PrepareDeltaScanBase Logical Optimizations¶
PrepareDeltaScanBase is an extension of the Rule[LogicalPlan] (Spark SQL) abstraction for logical optimizations that prepareDeltaScan.
Implementations¶
PredicateHelper¶
PrepareDeltaScanBase is a PredicateHelper (Spark SQL).
Executing Rule¶
apply(
_plan: LogicalPlan): LogicalPlan
With spark.databricks.delta.stats.skipping configuration property enabled, apply makes sure that the given LogicalPlan (Spark SQL) is neither a subquery (Subquery or SupportsSubquery) nor a V2WriteCommand (Spark SQL) and prepareDeltaScan.
apply is part of the Rule (Spark SQL) abstraction.
prepareDeltaScan¶
prepareDeltaScan(
plan: LogicalPlan): LogicalPlan
prepareDeltaScan finds delta table scans (i.e.
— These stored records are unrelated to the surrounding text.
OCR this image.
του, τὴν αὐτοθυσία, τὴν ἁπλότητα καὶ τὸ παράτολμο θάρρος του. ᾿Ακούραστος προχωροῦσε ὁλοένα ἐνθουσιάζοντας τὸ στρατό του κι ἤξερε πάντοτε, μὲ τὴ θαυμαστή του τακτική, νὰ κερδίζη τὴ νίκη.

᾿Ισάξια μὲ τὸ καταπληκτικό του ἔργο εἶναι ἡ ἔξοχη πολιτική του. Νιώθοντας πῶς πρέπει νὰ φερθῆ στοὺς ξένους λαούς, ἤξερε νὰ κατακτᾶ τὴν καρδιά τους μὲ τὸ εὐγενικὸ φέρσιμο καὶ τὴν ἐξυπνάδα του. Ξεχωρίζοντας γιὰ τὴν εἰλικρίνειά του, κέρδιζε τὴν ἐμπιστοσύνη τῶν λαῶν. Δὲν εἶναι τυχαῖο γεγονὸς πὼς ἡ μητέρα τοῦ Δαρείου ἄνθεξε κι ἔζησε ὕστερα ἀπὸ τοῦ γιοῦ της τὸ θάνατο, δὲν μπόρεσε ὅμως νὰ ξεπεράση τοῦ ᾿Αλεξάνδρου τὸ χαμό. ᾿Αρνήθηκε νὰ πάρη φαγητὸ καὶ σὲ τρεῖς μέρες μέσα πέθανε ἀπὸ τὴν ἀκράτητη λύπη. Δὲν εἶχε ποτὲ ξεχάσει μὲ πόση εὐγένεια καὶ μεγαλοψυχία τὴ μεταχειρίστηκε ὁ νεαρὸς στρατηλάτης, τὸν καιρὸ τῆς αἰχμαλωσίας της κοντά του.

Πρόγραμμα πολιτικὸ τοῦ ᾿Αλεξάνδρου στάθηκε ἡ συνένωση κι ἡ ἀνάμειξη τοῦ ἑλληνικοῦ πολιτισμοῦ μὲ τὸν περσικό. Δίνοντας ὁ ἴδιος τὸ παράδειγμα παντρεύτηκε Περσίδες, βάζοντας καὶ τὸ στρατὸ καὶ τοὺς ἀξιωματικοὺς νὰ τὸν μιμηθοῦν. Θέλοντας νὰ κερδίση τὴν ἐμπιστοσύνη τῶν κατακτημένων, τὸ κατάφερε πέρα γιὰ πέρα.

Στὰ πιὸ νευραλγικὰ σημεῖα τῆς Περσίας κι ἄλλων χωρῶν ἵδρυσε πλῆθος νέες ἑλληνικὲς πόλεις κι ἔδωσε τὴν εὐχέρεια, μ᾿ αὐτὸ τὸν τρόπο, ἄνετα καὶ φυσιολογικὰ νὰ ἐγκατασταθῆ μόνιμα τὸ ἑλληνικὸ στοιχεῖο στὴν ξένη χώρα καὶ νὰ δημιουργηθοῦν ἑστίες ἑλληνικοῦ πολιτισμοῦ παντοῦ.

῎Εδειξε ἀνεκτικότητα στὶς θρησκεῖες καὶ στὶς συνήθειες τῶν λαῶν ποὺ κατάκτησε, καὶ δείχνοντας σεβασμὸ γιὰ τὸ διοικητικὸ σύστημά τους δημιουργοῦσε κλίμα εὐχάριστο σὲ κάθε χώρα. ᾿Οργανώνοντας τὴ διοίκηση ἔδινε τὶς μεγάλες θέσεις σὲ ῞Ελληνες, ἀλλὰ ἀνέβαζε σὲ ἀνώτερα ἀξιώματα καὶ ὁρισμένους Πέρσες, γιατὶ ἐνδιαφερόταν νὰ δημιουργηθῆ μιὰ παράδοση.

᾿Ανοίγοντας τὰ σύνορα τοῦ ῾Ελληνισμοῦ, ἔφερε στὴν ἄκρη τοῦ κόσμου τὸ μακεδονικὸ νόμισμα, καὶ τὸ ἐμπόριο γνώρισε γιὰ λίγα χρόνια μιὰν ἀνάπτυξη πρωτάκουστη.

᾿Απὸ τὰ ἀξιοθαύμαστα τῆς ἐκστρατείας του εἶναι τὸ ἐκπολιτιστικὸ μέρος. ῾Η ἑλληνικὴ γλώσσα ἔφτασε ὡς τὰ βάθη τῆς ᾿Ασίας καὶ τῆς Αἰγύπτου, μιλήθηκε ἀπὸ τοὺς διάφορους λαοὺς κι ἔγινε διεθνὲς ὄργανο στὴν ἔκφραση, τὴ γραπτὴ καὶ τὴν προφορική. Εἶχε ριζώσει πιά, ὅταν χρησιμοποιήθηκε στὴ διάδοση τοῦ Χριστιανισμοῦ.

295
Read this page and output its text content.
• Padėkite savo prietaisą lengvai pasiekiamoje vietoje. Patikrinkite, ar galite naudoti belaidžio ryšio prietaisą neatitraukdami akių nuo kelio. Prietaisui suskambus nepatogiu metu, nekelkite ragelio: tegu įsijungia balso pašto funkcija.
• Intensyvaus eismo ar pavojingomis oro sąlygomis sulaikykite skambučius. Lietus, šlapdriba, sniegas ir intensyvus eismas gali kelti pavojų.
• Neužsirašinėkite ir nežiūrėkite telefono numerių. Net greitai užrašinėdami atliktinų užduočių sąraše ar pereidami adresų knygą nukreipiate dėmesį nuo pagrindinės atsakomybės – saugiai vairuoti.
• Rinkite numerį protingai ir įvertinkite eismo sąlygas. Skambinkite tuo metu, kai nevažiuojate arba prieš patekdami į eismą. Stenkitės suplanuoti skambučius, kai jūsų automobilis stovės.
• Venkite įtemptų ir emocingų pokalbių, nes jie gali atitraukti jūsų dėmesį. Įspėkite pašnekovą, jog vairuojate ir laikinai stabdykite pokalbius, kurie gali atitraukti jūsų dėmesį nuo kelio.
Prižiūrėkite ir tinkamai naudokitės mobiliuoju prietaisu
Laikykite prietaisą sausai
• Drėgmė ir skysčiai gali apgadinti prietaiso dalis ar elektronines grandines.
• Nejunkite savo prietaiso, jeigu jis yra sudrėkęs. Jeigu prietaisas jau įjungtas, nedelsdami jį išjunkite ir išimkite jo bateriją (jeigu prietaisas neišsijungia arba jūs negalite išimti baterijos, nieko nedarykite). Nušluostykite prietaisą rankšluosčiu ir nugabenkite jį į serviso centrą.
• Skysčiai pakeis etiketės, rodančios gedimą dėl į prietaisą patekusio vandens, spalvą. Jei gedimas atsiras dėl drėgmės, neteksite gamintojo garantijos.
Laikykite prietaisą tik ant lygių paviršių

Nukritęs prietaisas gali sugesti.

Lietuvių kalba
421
DeltaTables with TahoeLogFileIndex).
For a delta table scan, prepareDeltaScan finds a DeltaScanGenerator for the TahoeLogFileIndex.
prepareDeltaScan uses an internal deltaScans registry (of canonicalized logical scans and their Snapshots and DeltaScans) to look up the delta table scan or creates a new entry.
prepareDeltaScan creates a PreparedDeltaFileIndex.
In the end, prepareDeltaScan optimizeGeneratedColumns.
getDeltaScanGenerator¶
getDeltaScanGenerator(
index: TahoeLogFileIndex): DeltaScanGenerator
getDeltaScanGenerator...FIXME
getPreparedIndex¶
getPreparedIndex(
preparedScan: DeltaScan,
fileIndex: TahoeLogFileIndex): PreparedDeltaFileIndex
getPreparedIndex creates a new PreparedDeltaFileIndex (for the DeltaScan and the TahoeLogFileIndex).
getPreparedIndex requires that the partitionFilters (of the TahoeLogFileIndex) are empty or throws an AssertionError:
assertion failed: Partition filters should have been extracted by DeltaAnalysis.
filesForScan¶
filesForScan(
scanGenerator: DeltaScanGenerator,
limitOpt: Option[Int],
projection: Seq[Attribute],
filters: Seq[Expression],
delta: LogicalRelation): (Snapshot, DeltaScan)
Note
The given limitOpt argument is not used.
filesForScan prints out the following INFO message to the logs:
DELTA: Filtering files for query
filesForScan determines the filters for a scan based on generatedColumn.partitionFilterOptimization.enabled configuration property:
- If disabled,
filesForScanuses the givenfiltersexpressions unchanged - With generatedColumn.partitionFilterOptimization.enabled enabled,
filesForScangenerates the partition filters that are used alongside the givenfiltersexpressions
filesForScan requests the given DeltaScanGenerator for the Snapshot to scan and a DeltaScan (that are the return pair).
In the end, filesForScan prints out the following INFO message to the logs:
DELTA: Done
optimizeGeneratedColumns¶
optimizeGeneratedColumns(
scannedSnapshot: Snapshot,
scan: LogicalPlan,
preparedIndex: PreparedDeltaFileIndex,
filters: Seq[Expression],
limit: Option[Int],
delta: LogicalRelation): LogicalPlan
optimizeGeneratedColumns...FIXME
Logging¶
PrepareDeltaScanBase is an abstract class and logging is configured using the logger of the implementations.